Together, all of these must-have features far surpass what most residential-based PON systems offer, providing a safe, secure and scalable system that exceeds all the needs a modern business’s true enterprise LAN demands – including commercial, federal government, hospitality, education, healthcare or transportation industries specific requirements.

 

Optical LAN Flexible Design OptionsMust Have Flexible Design Items

Optical LAN has the unique ability to connect any network design, cable, service and endpoint. OLAN can be used to scale bandwidth capacity, and number of connected devices, with true network needs. It does this by breaking traditional network barriers for connecting modern smart buildings and IoT. It is a smart investment for CIOs and IT pros who want to ensure the least disruptive path to future technologies, including wireless. This is why your network must have these flexible design choices:

 

Your LAN must support G-PON plus 10G XGS-PON simultaneously.

  • You need the ability to choose which end-points are served by G-PON (ITU G.984) or symmetrical 10G XGS-PON( ITU G.9807.1) on a per port basis.
  • This will allow you to minimize space, reduce energy, lower thermals, noise, and radiation – and ultimately, save you money.

Optical LAN Flexible Design ChoicesYour LAN requires Multi-rate Ethernet connectivity.

  • You are going to need to connect 1G, 2.5G, 5G and 10G within your network. However, the majority of your enterprise users, devices and services do NOT require one gigabit speed service. In fact, many only need a fraction of that bandwidth.
  • That is why your chosen ONTs must have options for both G-PON plus 10G XGS-PON, and they must support options for multi-rate Ethernet (IEEE 802.3bz and IEEE 802.3an). With multi-rate Ethernet available in your network, you will have the confidence knowing you are ready for Wi-Fi 6 (IEEE 802.11ax) and whatever comes next.

Your LAN needs options for your existing multimode fiber cabling.

  • You already know that multimode fiber (MMF) cabling has historically been used by enterprise LANs inside buildings and across campus.
  • Where you find MMF, you are going to need an alternative choice for Passive Optical LAN over this MMF.
  • This is why you should ask your OLAN solution provider if they have singlemode fiber to multimode fiber optical splitters available.

Your LAN should offer choices for dealing with your existing copper cabling and closet-based Ethernet switch replacement.
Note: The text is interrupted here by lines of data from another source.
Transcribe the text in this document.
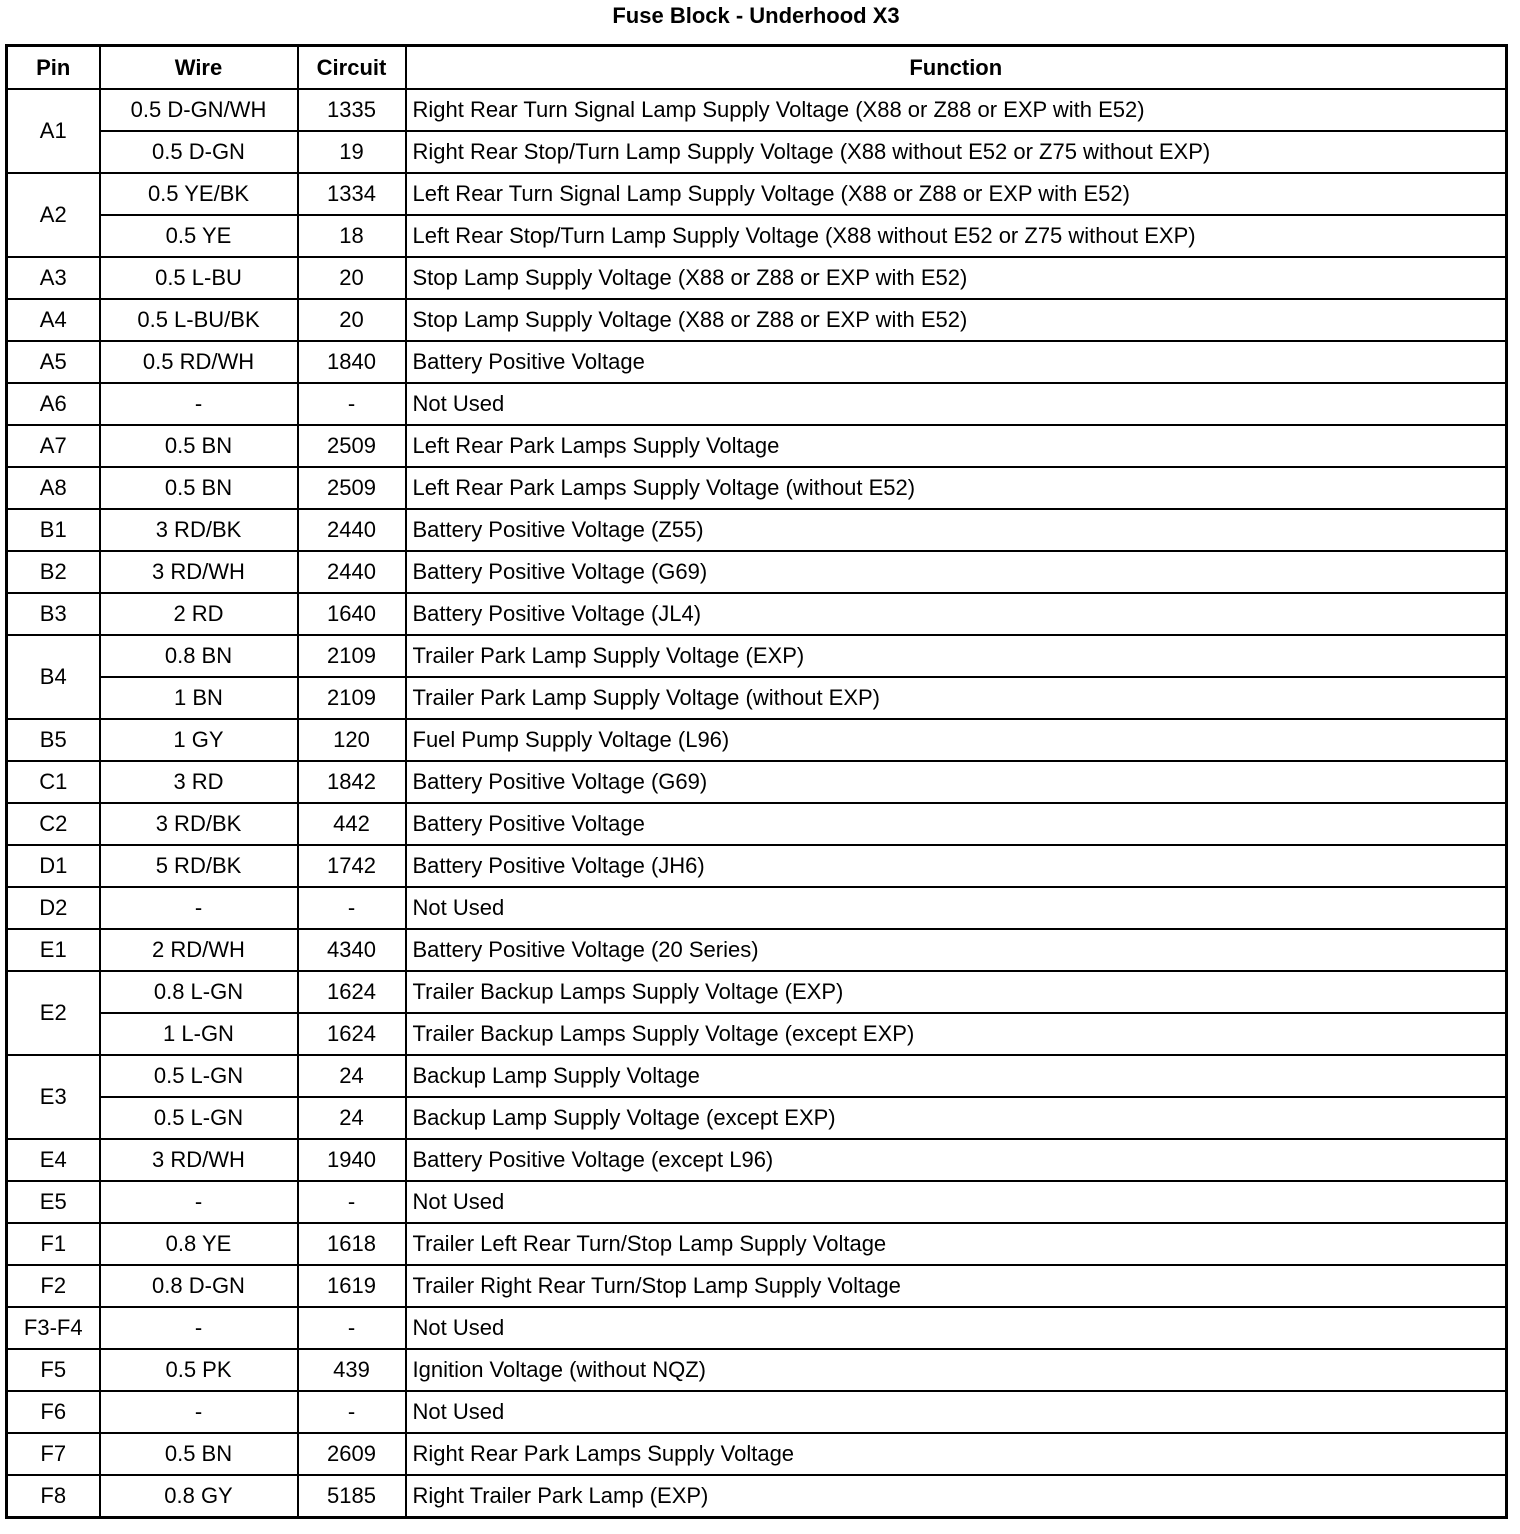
Fuse Block - Underhood X3
Pin	Wire	Circuit	Function
A1	0.5 D-GN/WH	1335	Right Rear Turn Signal Lamp Supply Voltage (X88 or Z88 or EXP with E52)
	0.5 D-GN	19	Right Rear Stop/Turn Lamp Supply Voltage (X88 without E52 or Z75 without EXP)
A2	0.5 YE/BK	1334	Left Rear Turn Signal Lamp Supply Voltage (X88 or Z88 or EXP with E52)
	0.5 YE	18	Left Rear Stop/Turn Lamp Supply Voltage (X88 without E52 or Z75 without EXP)
A3	0.5 L-BU	20	Stop Lamp Supply Voltage (X88 or Z88 or EXP with E52)
A4	0.5 L-BU/BK	20	Stop Lamp Supply Voltage (X88 or Z88 or EXP with E52)
A5	0.5 RD/WH	1840	Battery Positive Voltage
A6	-	-	Not Used
A7	0.5 BN	2509	Left Rear Park Lamps Supply Voltage
A8	0.5 BN	2509	Left Rear Park Lamps Supply Voltage (without E52)
B1	3 RD/BK	2440	Battery Positive Voltage (Z55)
B2	3 RD/WH	2440	Battery Positive Voltage (G69)
B3	2 RD	1640	Battery Positive Voltage (JL4)
B4	0.8 BN	2109	Trailer Park Lamp Supply Voltage (EXP)
	1 BN	2109	Trailer Park Lamp Supply Voltage (without EXP)
B5	1 GY	120	Fuel Pump Supply Voltage (L96)
C1	3 RD	1842	Battery Positive Voltage (G69)
C2	3 RD/BK	442	Battery Positive Voltage
D1	5 RD/BK	1742	Battery Positive Voltage (JH6)
D2	-	-	Not Used
E1	2 RD/WH	4340	Battery Positive Voltage (20 Series)
E2	0.8 L-GN	1624	Trailer Backup Lamps Supply Voltage (EXP)
	1 L-GN	1624	Trailer Backup Lamps Supply Voltage (except EXP)
E3	0.5 L-GN	24	Backup Lamp Supply Voltage
	0.5 L-GN	24	Backup Lamp Supply Voltage (except EXP)
E4	3 RD/WH	1940	Battery Positive Voltage (except L96)
E5	-	-	Not Used
F1	0.8 YE	1618	Trailer Left Rear Turn/Stop Lamp Supply Voltage
F2	0.8 D-GN	1619	Trailer Right Rear Turn/Stop Lamp Supply Voltage
F3-F4	-	-	Not Used
F5	0.5 PK	439	Ignition Voltage (without NQZ)
F6	-	-	Not Used
F7	0.5 BN	2609	Right Rear Park Lamps Supply Voltage
F8	0.8 GY	5185	Right Trailer Park Lamp (EXP)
  • You want to move forward with Optical LAN, but two things are concerning. First, what do you do with all the existing copper cabling? Second, you still have some Ethernet switches, and that Ethernet switch vendor keeps manufacturer discontinuing their equipment every 3-5 years, while their annual operational costs keep going up!
  • You are going to want to research 48-port rack mounted ONTs before you start your next Optical LAN project. There are OLAN options for a direct one-for-one closet-based Ethernet switch replacement that allows you to leverage your existing copper cabling, just a little bit longer, while purging your expensive annual switch maintenance fees.

Must Have Security Items

IT professionals and executives have known for years that either your data has been compromised, or you just are not aware that your data has been compromised. Recent history has shown far too many high-profile worst-case scenario examples of network data breaches, which are driving CIOs and IT professionals to invest in transforming IT infrastructure and ensuring that corporate info is secure, protected and highly available. This is why your network must have these security features to mitigate risk:

 

Your LAN must support Port Isolation.

  • You need the ability to provide separate service types and security postures on each port in your modern Internet of Things (IoT) network.
  • A 4-port ONT may be supporting HVAC management from one port and LED lighting, Wi-Fi WAPs and security cameras from the other ports.
  • Each of these services or devices needs to be isolated from the others via multiple VLANs and strict security.

Your LAN needs Port Security.

  • Dynamic Port Security postures and service assignments based on credentials (e.g. Network Access Control) must be supported by your PON system.
  • This is critical for the back-house network at a hotel or resort and any system supporting Point of Sale (PoS) equipment in a retail environment.

Your LAN requires Network Access Control (NAC), IEEE 802.1x and 2-Factor Authentication.

  • Cybersecurity is top-of-mind for all IT professionals today and unfortunately humans are the leading cause of security breaches.
  • You need to trust that your Passive Optical LAN system supports sophisticated Network Access Control, including security protocols like IEEE 802.1x, that all together unifies endpoint security technology, authentication, authorization and network security enforcement.
  • Furthermore, your enterprise LAN must support integration with best-of-breed security policy providers such as:
    • ForeScout CounterACT
    • Juniper Unified Access Control (UAC)
    • Cisco Identity Services Engine (ISE)
    • HP/Aruba ClearPass Policy Management
    • Microsoft Network Policy Server (NPS)
  • You will also want to make sure you are armed with the option to implement 2-Factor Authentication to ensure only authorized network administrators access your enterprise LAN.
  • Ask your Passive Optical LAN equipment vendor to provide you with their advanced security design guidelines and their LAN hardening procedures.
  • Not supporting these Network Access Control security functions adds unnecessary risks that can cost your company millions of dollars if a breach occurs.

Your LAN must fully support E911 Solutions.

  • Your enterprise LAN voice services are not merely handsets connected to simple/legacy style voice switches – they utilize VoIP handsets that are handled by sophisticated Call Manager systems.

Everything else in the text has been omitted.